From: "Oleg Smirnov" <os333@netc.eu>
Newsgroups: can.politics,alt.politics,talk.politics.misc
Subject: Re: Austrisize Ukraine
Date: Wed, 3 Dec 2025 19:10:39 +0300
Organization: ...
Dhu on Gate, <news:10gopvr$gncg$5@dont-email.me>
> It doesn't get mentioned because everyone wants to blame Gengis
> and the Mongols, but the MAIN difference between Russian and
> Ukrainian was an affliction of the Austro-Hungarian Empire:
> Ukraine was controlled by Vienna, Russia by Moscow.
>
> And it seems to me that the guys who settled WW2 understood the
> importance of making (a shrunken) Austria a Neutral and Independant
> buffer zone.
>
> Making Peace in Ukraine, and turning it into a decent place to live,
> should be as easy as Austro-sizing Ukraine, not ostracizing Russia.

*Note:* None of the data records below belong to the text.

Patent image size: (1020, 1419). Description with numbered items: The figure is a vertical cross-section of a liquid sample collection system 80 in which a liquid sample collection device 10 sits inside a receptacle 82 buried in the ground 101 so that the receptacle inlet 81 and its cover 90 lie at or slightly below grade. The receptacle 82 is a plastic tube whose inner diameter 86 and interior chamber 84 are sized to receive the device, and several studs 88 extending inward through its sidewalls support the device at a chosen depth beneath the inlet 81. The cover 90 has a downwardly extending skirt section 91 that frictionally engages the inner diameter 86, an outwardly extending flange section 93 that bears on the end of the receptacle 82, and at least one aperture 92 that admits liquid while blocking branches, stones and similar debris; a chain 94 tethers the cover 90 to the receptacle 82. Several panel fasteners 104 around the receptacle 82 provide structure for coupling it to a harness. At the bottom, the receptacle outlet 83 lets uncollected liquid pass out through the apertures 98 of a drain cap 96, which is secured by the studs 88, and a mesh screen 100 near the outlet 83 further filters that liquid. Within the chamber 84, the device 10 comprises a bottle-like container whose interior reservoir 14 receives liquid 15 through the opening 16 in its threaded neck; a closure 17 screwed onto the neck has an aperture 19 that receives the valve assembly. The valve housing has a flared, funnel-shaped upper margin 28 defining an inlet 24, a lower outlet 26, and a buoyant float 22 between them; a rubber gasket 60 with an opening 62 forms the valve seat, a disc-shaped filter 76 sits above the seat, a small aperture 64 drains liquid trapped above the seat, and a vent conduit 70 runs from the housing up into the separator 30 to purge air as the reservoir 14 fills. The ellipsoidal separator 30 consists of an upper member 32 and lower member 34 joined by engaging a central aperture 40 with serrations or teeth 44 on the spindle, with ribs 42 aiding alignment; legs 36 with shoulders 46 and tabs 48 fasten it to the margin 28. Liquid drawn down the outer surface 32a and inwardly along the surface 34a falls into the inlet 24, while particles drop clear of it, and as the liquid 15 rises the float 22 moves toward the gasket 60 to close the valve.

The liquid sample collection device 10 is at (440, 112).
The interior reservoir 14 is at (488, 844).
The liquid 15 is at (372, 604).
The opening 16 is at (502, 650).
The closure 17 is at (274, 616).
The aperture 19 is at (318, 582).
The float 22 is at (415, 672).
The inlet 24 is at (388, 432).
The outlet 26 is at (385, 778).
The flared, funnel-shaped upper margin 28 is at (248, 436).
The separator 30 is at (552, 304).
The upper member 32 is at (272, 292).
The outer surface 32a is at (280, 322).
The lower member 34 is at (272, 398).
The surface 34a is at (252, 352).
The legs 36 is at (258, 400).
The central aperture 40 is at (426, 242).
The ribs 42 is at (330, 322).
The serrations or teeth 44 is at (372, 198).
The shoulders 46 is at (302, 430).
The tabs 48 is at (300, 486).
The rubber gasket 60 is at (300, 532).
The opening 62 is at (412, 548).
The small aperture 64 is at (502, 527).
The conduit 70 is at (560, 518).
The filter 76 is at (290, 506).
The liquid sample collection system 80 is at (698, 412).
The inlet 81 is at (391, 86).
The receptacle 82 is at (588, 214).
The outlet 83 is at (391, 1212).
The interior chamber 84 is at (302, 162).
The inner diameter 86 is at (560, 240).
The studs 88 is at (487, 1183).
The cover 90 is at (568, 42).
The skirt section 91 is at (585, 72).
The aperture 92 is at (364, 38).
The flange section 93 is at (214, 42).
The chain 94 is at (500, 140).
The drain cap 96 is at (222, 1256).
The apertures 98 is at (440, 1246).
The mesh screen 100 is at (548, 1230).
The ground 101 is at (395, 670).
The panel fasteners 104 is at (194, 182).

The post-Soviet Ukraine is culturally, regionally diverse. Few
times before I already posted this <https://tinyurl.com/nwfy26d>
map, - it's pretty accurate. Every area has its specificity. A
complete description of the history of all the areas would take
many thick books. In the Atlanticist popular discourse today, the
history of the Ukraine is nearly totally misinterpreted and / or
falsified in order to serve the current political agenda.
In fact, only a small, the most western part of the present day
Ukraine was controlled by Vienna. It was appended to the Soviet
Ukraine as a result of the WW2, and today many see that decision
as a big Stalin's mistake. The region is culturally pretty alien
to the rest. In the post-Soviet time, namely this area gave rise
to the cult of nostalgic imitation of the German-Austrian Nazis,
which later also infected far-right factions in other regions.
Psychologically, the west-Ukrainian mania to mimic the Germanic
Nazis means the desire of a former slave to mimic their former
master, since within the Austro-Hungarian state the status of the
ethnic Ukrainians were sort of lowest caste.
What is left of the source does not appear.